The character sequences #(, #[, #$, and # would become reserved tokens that start a new layout block with the following desugaring:

    #( {a;b;c}        ==>     (a,b,c)
    #[ {a;b;c}        ==>     [a,b,c]
    epct #$ {a;b;c}   ==>     epct (a) (b) (c)
    # {a;b;c}         ==>     {a,b,c}

where epct represents an expression, pattern, data constructor, type constructor, or class name. The above tokens would be added to the list of tokens that start layout blocks, and appropriate rules would be added to the grammar itself to perform the above desugarings, for example:

    fexp -> [fexp] aexp
    fexp -> fexp "#$" block<exp>

where block expands to "{" [q (";" q)*] "}" in EBNF. It is important to realise that #$ above is not an operator: it's part of the grammar itself, and should be thought of as a syntactic sugar that "happens" before the "real" grammar is used, even though it should be able to be implemented by adding appropriate extra rules to the grammar itself as above.

Note that #$ effectively puts parentheses round each element of the block where parentheses would be needed in the usual grammar so we can convert a block of exp to a sequence of aexp for example.

Motivation

You might be thinking the above just looks totally far out and mad but the reason for wanting it is that it would allow you to make use of layout to avoid many commas and parentheses. For example consider:

    main = do
              a <- getChar
              bracket_
                  (enter a)
                  (exit a)
                  (do
                      putChar a
                      putStrLn "hello")

The programmer has used indentation and newlines to make it clear that bracket_ has 3 arguments. However the compiler can't see this indentation and newlines, because bracket_ does not introduce layout. However, by using #$, we can eliminate the parentheses:

    main = do
              a <- getChar
              bracket_ #$
                  enter a
                  exit a
                  do
                      putChar a
                      putStrLn "hello"

# allows us to write records:

    let p = Person { personName = "Zarathustra Aurelio"
                   , personAddress = "Ancient Persia"
                   , personAge = 4000
                   }

    let p = Person # personName = "Zarathustra Aurelio"
                     personAddress = "Ancient Persia"
                     personAge = 4000

Remember that # desugars a block of things (sequence separated by semicolons enclosed in braces) into a sequence separated by commas enclosed in braces. We can call the former a semicolon-block and the latter a comma-block.

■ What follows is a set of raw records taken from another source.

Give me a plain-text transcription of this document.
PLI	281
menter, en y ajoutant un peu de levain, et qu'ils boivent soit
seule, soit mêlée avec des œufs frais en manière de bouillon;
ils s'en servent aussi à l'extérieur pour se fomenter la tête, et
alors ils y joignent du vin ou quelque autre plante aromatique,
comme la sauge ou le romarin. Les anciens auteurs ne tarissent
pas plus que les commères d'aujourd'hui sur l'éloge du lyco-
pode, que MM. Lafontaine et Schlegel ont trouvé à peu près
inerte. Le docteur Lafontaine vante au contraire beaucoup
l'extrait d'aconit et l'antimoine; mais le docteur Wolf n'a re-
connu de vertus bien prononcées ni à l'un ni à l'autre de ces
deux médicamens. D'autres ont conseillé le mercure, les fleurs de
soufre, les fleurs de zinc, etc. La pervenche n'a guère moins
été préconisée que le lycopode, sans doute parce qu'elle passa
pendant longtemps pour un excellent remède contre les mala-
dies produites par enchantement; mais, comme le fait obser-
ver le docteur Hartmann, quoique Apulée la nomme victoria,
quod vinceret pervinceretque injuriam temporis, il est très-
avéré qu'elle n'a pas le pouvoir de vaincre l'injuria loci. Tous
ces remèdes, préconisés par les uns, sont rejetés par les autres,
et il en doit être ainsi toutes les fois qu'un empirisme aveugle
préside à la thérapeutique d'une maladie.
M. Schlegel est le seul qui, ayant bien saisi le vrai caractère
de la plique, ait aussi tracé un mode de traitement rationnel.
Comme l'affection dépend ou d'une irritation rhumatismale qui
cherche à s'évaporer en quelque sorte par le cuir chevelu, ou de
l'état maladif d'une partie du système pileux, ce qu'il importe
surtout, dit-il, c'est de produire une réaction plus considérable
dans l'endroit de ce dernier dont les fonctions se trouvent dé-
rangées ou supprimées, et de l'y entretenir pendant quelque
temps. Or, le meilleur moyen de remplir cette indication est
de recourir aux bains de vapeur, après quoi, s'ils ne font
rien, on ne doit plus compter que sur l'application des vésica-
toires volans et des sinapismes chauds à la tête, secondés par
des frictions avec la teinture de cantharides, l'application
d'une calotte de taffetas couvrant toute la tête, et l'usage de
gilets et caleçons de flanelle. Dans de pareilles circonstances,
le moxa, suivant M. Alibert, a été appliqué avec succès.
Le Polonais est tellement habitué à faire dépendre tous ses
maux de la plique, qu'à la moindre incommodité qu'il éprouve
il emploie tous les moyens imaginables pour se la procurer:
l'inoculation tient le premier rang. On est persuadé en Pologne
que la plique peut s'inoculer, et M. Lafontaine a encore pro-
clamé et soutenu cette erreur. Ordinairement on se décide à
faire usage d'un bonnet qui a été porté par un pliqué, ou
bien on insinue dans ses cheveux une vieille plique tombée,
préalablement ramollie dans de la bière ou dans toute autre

#( would be useful in import and export lists (and everywhere else tuple syntax is used):

    module Foo
        ( Zap(Con1, Con2, Con3)
        , mkZap
        , count
        ) where

could instead be written as:

    module Foo #(
        Zap(Con1, Con2, Con3)
        mkZap
        count
        where

or even:

    module Foo #(
        Zap #(
            Con1
            Con2
            Con3
        mkZap
        count
        where

We could also add some rules to the grammar to allow comma-blocks to be used anywhere that the tuple notation is currently used for non-tuples. Then the example above could be written as:

    module Foo #
        Zap #
            Con1
            Con2
            Con3
        mkZap
        count
        where

Not only does the above look less cluttered than the current syntax which uses parentheses and commas, it also allows you to easily reorder things without having to bother with that pesky comma that always ends up in the wrong place when you cut and paste...

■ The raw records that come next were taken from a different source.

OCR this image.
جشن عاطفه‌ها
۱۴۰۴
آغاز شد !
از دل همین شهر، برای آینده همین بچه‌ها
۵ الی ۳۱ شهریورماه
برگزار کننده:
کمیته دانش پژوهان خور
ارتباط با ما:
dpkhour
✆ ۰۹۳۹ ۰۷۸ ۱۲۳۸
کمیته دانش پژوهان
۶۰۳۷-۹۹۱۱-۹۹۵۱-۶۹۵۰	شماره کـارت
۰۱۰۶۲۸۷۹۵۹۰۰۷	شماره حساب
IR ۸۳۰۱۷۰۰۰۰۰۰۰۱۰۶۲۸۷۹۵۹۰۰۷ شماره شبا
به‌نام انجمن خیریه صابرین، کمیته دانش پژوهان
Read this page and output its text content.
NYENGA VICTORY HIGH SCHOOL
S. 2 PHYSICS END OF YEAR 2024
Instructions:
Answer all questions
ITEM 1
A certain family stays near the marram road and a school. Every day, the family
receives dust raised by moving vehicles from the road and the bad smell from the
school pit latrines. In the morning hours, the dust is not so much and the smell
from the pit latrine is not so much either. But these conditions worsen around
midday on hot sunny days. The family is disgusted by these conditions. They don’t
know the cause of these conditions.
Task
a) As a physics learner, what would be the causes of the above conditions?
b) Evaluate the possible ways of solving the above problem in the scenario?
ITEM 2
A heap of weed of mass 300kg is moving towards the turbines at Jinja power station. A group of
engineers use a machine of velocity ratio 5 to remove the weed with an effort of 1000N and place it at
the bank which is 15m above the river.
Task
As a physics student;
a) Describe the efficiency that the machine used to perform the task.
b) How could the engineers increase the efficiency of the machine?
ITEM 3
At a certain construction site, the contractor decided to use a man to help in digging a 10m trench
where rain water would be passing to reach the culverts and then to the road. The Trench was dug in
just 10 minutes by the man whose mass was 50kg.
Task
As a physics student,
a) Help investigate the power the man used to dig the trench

Also, we could add rules to allow data types to be defined using comma-blocks instead (or as well as) the | notation:

    data T = One | Two | Three

could also be written using block notation as:

    data T = {One, Two, Three}

which then allows:

    data T = # One
               Two
               Three

Implications

#(, #[, #$, and # would become reserved tokens so #$ and # could no longer be used as symbols (operators). Allowing comma-blocks to be used in place of parenthesised import/export/deriving/predicate lists should not have any negative effects because such uses occupy a hitherto unused space in the grammar (as far as I can tell Brianh 16:12, 3 February 2007 (UTC)).

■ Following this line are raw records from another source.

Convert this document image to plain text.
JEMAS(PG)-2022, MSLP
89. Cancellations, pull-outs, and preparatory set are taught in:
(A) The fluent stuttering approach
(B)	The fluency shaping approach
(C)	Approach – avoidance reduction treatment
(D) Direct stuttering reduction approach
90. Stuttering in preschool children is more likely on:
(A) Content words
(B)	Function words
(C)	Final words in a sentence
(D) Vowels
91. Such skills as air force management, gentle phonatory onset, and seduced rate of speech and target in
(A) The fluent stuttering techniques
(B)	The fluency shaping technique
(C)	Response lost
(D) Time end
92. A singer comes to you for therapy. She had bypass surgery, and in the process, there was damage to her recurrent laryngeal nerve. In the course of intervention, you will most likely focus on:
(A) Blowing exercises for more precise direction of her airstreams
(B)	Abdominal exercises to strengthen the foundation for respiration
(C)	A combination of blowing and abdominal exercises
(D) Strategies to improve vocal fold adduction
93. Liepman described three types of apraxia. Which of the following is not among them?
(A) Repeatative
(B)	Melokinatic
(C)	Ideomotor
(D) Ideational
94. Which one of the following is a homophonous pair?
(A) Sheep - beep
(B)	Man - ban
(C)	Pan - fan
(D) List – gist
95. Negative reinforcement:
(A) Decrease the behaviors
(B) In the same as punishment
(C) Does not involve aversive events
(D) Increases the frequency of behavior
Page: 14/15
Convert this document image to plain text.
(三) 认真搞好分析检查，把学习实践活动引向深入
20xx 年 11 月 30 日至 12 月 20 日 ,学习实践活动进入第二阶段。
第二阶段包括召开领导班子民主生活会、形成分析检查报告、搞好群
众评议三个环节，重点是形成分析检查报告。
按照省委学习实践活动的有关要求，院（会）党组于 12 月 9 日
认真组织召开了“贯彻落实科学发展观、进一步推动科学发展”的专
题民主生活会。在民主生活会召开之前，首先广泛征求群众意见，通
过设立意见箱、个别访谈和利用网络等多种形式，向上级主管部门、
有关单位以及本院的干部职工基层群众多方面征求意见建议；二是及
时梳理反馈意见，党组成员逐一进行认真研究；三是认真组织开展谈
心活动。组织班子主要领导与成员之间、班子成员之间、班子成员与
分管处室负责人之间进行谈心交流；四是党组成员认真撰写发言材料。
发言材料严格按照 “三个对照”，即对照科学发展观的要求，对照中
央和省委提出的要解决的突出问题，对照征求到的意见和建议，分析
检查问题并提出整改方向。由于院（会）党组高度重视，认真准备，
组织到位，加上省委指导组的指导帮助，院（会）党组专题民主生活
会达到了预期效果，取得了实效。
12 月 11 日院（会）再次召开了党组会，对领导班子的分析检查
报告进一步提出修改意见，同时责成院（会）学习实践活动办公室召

Why are there two kinds of block?

In the above we've had to make a distinction between blocks with comma-separated elements and blocks with semicolon-separated elements. This distinction was necessary because the Haskell98 record syntax requires a comma-separated block. Perhaps if the original grammar had been designed with recursive descent parsing in mind, the concept of "block of things" would have arisen and been given only one syntax, namely semicolon separated elements in braces. However as it is the # rule easily allows us to use semicolon-blocks where comma-blocks are needed as the record example shows.